Des migrants interceptés en mer par les garde-côtes libyens et renvoyés à Khoms. crédit : Reuters
Plus de 500 personnes ont été interceptées en une semaine par la marine libyenne au cours de
plusieurs opérations, a indiqué lundi le porte-parole des garde-côtes. Il s’agit de personnes originaires "de pays africains, asiatiques et arabes".
Le rythme des interceptions d’embarcations de migrants ne faiblit au large des côtes libyennes. Le porte-parole de la marine libyenne, le général Ayoub Kacem, a indiqué lundi 21 octobre que 535 migrants clandestins ont été interceptés en mer par les garde-côtes libyens en une semaine.
Parmi ces personnes renvoyées en Libye, se trouvaient "des dizaines de femmes et d'enfants venant de pays africains, asiatiques et arabes", a précisé le général Ayoub Kacem.
Généralement, à la suite de l’interception de leur embarcation en mer, les migrants qui tentent de rejoindre l’Europe, sont accueillis par les ONG avant d'être placés dans des centres de détention, sans liberté de mouvement.  Les migrants subissent régulièrement des traitements inhumains dans ces centres. Parfois privés de nourriture, Ils y sont frappés et régulièrement menacés.

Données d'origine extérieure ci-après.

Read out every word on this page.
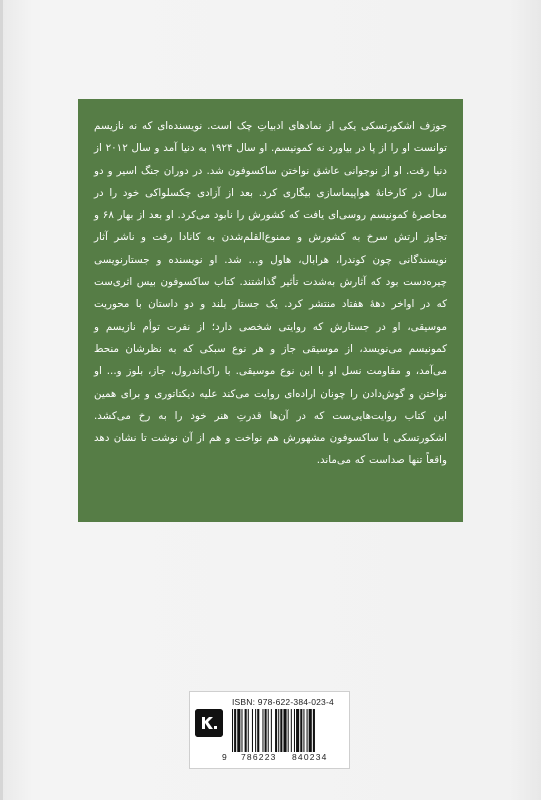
جوزف اشکورتسکی یکی از نمادهای ادبیاتِ چک است. نویسنده‌ای که نه نازیسم توانست او را از پا در بیاورد نه کمونیسم. او سال ۱۹۲۴ به دنیا آمد و سال ۲۰۱۲ از دنیا رفت. او از نوجوانی عاشق نواختن ساکسوفون شد. در دوران جنگ اسیر و دو سال در کارخانهٔ هواپیماسازی بیگاری کرد. بعد از آزادی چکسلواکی خود را در محاصرهٔ کمونیسم روسی‌ای یافت که کشورش را نابود می‌کرد. او بعد از بهار ۶۸ و تجاوز ارتش سرخ به کشورش و ممنوع‌القلم‌شدن به کانادا رفت و ناشر آثار نویسندگانی چون کوندرا، هرابال، هاول و... شد. او نویسنده و جستارنویسی چیره‌دست بود که آثارش به‌شدت تأثیر گذاشتند. کتاب ساکسوفون بیس اثری‌ست که در اواخر دههٔ هفتاد منتشر کرد. یک جستار بلند و دو داستان با محوریت موسیقی، او در جستارش که روایتی شخصی دارد؛ از نفرت توأم نازیسم و کمونیسم می‌نویسد، از موسیقی جاز و هر نوع سبکی که به نظرشان منحط می‌آمد، و مقاومت نسل او با این نوع موسیقی. با راک‌اندرول، جاز، بلوز و... او نواختن و گوش‌دادن را چونان اراده‌ای روایت می‌کند علیه دیکتاتوری و برای همین این کتاب روایت‌هایی‌ست که در آن‌ها قدرتِ هنر خود را به رخ می‌کشد. اشکورتسکی با ساکسوفون مشهورش هم نواخت و هم از آن نوشت تا نشان دهد واقعاً تنها صداست که می‌ماند.

ISBN: 978-622-384-023-4
9 786223 840234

Les ONG décrivent ces centres de détention comme des zones de non-droit.

Plusieurs milliers de migrants bloqués
Depuis janvier, la marine libyenne a indiqué avoir secouru près de 7 000 migrants au large des côtes occidentales du pays, un chiffre en baisse de près de 43 % par rapport à 2018.
Le chaos qui a suivi la chute de l'ancien dictateur Mouammar Kadhafi en 2011 a fait de la Libye la voie privilégiée pour les migrants originaires d'Afrique de l'Est, du Sahel et du Moyen-Orient, cherchant à rejoindre l'Europe.
Selon l'agence de l'ONU pour les réfugiés (HCR), plusieurs milliers de migrants se trouvent bloqués en Libye, dans des conditions déplorables. Leur situation est devenue plus critique encore depuis le déclenchement début avril d'un conflit armé au sud de la capitale Tripoli.